Ahmedabad’ın kenar mahallelerinde sıcak bir gündü. Otobüs durağında bir grup kadın ve erkekle karşılaştım. İş bulmak için Hindistan’ın bir yerinden diğerine sürüklenen bir grup geçici işçi… Gucerat eyaletinde bulunan Ahmedabad’ın nüfusu 6 milyonu buluyor, bu sayının 1,5 milyonu göçmen. Hükümetin sağladığı resmi verilere göre, Hindistan’da 139 milyon iç göçmen var. Bu iyimser bir hesaplama.

Kırsal alandaki sıkıntılar bu erkek ve kadınları kente getirmiş. Burada hayatları inşaat, hafif imalat ve ev içi hizmet işlerine bağlı. Göçmenlerin pek çoğu, her gün iş bulmak için mücadele ediyor. İçlerinden biri; “Açlık” diyor, “kafamızın içindeki daimi ses.”

Eşitsizlik ve açlık
Gezegenin her köşesinde büyüyen ekonomik eşitsizliği görmezden gelmek imkânsız. Görgüsüzlük moda; yoksullar, geçimleri için dünyayı tırnaklarıyla kazırken, zenginler büyük miktarlarda varlık biriktiriyor. İngiltere merkezli yardım kuruluşu Oxfam’ın bu yıl yayınladığı veriye göre, sadece 42 zenginin serveti, tüm dünyadaki 3,7 milyon yoksulun toplam varlığına eşit.
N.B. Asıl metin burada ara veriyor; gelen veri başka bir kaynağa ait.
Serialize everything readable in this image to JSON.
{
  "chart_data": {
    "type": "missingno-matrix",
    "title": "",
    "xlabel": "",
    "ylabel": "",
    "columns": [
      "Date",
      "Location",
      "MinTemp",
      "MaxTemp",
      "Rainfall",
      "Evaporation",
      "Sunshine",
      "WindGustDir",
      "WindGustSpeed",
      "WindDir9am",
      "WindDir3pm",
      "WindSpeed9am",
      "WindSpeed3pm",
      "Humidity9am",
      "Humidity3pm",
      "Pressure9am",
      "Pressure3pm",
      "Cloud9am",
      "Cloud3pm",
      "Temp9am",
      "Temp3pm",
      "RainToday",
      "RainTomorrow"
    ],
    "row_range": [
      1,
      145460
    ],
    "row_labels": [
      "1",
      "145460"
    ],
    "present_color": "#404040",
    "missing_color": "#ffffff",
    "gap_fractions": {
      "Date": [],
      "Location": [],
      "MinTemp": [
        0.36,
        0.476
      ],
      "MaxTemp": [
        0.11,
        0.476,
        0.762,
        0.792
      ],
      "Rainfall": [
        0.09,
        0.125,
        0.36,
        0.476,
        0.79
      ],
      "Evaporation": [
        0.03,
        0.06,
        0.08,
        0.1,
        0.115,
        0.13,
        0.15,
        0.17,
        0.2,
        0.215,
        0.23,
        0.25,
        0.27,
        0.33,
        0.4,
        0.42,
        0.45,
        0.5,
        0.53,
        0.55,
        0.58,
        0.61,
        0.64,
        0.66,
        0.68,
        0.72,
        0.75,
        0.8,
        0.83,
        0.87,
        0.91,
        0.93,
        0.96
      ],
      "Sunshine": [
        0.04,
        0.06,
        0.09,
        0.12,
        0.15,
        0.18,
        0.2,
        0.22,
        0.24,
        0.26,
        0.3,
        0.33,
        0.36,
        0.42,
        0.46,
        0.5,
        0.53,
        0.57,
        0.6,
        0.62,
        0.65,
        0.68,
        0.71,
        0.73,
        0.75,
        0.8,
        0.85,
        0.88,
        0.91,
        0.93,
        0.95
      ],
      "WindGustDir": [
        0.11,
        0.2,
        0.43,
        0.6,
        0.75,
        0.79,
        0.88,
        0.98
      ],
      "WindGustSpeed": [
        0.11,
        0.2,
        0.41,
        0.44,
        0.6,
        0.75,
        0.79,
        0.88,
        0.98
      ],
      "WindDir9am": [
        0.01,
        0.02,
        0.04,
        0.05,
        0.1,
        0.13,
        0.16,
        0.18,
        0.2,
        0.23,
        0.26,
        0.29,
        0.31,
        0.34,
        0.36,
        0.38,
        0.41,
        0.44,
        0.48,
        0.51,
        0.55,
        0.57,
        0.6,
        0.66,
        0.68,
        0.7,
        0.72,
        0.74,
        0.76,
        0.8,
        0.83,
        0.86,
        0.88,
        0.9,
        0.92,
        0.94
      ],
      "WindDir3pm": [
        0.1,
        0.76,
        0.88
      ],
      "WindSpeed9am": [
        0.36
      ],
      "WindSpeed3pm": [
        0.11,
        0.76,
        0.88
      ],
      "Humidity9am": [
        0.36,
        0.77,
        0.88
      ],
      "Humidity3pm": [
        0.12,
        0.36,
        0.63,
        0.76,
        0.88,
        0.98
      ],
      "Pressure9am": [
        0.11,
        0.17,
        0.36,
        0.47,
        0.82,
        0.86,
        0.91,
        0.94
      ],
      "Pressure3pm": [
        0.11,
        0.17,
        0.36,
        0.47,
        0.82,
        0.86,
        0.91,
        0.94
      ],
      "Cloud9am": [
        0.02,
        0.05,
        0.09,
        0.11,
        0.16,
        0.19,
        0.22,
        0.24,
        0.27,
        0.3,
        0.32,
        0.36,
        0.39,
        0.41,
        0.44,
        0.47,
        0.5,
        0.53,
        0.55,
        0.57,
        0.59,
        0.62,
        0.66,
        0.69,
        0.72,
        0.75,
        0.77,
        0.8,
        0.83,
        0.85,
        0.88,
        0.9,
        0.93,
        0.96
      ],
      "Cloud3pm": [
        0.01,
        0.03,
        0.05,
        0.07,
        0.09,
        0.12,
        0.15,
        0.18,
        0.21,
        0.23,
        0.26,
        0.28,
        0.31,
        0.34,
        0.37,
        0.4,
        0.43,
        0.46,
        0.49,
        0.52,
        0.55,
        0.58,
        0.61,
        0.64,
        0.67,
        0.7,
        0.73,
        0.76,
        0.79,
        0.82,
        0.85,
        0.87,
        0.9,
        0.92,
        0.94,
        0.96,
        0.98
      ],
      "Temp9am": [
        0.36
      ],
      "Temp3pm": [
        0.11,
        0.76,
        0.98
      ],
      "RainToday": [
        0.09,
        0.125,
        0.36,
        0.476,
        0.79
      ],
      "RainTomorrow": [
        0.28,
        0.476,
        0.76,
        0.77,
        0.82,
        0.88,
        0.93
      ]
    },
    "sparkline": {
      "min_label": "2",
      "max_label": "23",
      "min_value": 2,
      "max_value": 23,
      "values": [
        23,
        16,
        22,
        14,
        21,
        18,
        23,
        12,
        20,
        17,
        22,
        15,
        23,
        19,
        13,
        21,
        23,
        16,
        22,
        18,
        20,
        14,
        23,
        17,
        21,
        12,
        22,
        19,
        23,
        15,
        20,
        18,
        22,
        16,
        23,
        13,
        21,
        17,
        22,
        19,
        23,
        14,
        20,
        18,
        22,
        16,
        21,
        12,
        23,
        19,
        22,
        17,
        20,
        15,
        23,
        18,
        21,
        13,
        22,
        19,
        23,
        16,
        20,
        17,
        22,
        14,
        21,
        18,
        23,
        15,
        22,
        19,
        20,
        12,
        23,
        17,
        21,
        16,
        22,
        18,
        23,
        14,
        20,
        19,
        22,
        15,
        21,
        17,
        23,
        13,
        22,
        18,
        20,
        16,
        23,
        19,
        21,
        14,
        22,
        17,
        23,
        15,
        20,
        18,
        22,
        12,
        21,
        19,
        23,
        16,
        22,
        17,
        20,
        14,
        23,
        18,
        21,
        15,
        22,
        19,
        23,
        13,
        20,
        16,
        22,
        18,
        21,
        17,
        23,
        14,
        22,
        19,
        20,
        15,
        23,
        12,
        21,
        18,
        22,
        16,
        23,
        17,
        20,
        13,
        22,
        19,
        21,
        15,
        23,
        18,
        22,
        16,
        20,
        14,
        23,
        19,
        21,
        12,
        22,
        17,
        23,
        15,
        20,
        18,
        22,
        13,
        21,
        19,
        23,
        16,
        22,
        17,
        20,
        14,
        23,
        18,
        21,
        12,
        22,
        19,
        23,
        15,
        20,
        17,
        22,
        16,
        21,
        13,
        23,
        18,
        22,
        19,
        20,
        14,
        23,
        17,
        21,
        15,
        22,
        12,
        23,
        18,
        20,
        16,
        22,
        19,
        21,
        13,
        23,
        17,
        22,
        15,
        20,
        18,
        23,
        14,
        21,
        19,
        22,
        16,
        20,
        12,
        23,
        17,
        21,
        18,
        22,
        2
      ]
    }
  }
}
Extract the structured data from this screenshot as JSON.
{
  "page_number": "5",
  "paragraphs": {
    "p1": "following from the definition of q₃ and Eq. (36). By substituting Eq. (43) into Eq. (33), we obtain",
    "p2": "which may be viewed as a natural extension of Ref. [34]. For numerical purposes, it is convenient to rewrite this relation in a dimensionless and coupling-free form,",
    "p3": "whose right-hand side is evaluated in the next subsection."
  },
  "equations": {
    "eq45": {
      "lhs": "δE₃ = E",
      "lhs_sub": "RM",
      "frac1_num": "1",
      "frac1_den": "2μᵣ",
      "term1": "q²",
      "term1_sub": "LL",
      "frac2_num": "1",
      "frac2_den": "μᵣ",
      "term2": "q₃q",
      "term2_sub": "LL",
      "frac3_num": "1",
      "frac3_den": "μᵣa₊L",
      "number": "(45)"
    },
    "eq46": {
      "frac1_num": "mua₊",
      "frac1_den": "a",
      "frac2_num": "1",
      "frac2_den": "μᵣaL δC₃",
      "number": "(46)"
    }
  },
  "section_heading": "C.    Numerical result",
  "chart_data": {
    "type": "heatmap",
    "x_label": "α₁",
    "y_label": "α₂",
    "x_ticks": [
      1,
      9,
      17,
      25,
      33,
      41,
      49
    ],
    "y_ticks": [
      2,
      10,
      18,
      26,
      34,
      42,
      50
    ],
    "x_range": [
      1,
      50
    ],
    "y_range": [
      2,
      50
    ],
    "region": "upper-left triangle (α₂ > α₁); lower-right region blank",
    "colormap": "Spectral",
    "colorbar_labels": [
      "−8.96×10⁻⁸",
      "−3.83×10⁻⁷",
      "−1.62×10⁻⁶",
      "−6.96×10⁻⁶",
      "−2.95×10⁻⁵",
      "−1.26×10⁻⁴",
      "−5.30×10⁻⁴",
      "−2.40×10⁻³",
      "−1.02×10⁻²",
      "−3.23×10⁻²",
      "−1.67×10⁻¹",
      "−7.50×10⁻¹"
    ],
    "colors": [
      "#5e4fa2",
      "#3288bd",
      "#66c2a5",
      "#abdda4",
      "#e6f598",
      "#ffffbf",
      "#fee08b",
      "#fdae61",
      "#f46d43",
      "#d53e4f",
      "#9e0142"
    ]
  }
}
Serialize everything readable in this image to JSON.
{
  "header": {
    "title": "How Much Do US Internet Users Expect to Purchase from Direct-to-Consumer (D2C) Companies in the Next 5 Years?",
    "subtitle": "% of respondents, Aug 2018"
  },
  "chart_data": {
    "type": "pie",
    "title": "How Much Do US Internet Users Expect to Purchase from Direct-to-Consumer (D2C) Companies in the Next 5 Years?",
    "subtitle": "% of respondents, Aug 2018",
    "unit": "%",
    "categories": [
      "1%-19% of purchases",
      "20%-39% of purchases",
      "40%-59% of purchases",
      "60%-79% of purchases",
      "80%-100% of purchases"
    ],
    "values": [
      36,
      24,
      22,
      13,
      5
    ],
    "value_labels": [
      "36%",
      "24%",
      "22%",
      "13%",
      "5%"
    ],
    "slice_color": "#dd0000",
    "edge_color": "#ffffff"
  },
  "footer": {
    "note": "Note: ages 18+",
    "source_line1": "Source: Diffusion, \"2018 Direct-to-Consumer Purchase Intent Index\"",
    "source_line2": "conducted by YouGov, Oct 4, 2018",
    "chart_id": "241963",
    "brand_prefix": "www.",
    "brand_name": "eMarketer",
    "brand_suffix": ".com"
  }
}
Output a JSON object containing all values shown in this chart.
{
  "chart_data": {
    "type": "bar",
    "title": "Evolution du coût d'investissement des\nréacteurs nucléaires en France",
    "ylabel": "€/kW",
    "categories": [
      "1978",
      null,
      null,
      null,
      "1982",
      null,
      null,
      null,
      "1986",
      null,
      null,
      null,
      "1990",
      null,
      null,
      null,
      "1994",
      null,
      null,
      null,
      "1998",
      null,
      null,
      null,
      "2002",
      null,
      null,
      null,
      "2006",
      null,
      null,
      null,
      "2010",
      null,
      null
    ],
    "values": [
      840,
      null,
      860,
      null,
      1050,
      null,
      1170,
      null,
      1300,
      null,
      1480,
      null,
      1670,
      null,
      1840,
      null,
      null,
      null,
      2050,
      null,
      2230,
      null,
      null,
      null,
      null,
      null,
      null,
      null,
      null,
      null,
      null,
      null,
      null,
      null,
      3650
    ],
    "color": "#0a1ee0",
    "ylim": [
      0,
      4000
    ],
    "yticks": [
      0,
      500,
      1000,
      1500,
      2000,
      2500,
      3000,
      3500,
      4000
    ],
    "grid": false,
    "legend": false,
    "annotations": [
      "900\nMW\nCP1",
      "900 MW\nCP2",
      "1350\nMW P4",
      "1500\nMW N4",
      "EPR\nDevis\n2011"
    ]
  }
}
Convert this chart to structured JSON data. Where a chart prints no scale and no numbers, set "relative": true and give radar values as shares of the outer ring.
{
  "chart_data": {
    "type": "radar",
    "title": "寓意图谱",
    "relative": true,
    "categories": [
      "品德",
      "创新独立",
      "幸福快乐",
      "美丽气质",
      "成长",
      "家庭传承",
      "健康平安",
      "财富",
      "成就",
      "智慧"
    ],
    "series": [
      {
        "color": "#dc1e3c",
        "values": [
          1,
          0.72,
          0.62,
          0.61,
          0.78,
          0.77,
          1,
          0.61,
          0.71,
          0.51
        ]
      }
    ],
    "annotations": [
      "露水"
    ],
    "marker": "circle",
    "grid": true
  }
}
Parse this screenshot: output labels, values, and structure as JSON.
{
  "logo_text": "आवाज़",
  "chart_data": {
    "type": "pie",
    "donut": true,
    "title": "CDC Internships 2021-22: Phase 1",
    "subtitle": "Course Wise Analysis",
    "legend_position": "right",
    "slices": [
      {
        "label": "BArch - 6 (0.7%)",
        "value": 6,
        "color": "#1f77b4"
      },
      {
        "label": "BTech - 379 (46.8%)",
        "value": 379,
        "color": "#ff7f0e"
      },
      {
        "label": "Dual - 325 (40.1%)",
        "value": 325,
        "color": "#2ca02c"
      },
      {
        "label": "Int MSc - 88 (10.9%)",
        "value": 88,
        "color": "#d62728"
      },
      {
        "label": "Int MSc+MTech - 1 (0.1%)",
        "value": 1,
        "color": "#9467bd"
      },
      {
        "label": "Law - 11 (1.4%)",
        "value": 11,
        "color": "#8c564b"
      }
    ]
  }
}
2017’de, dünya halkları tarafından üretilen zenginliğin yüzde 82’si, en zengin yüzde 1’in banka hesaplarına gitti. Bu eskiden kalma bir sorun değil, kapitalizmin yapısından doğan güncel bir sorun: Ürünler ve hizmetler toplumsal şekilde üretilir, fakat kâra bireysel şekilde el koyulur. Ve bu kâra gittikçe daha az el değebilir. Daha az kavranan şey, artan eşitsizliğin sadece yoksulluğu değil, açlığı da şiddetlendirdiği.

Savaş ve iklim değişikliğinin insanların gıdaya erişimine engel olduğu doğru. Hava bombardımanlarının ya da yükselen suların ardından açlık geliyor. Fakat, açlığı normal hayatın parçası; yoksullaşanların kafalarındaki daimi ses haline getiren eşitsizlik ve yoksulluk sorununa odaklanmak daha da önemli.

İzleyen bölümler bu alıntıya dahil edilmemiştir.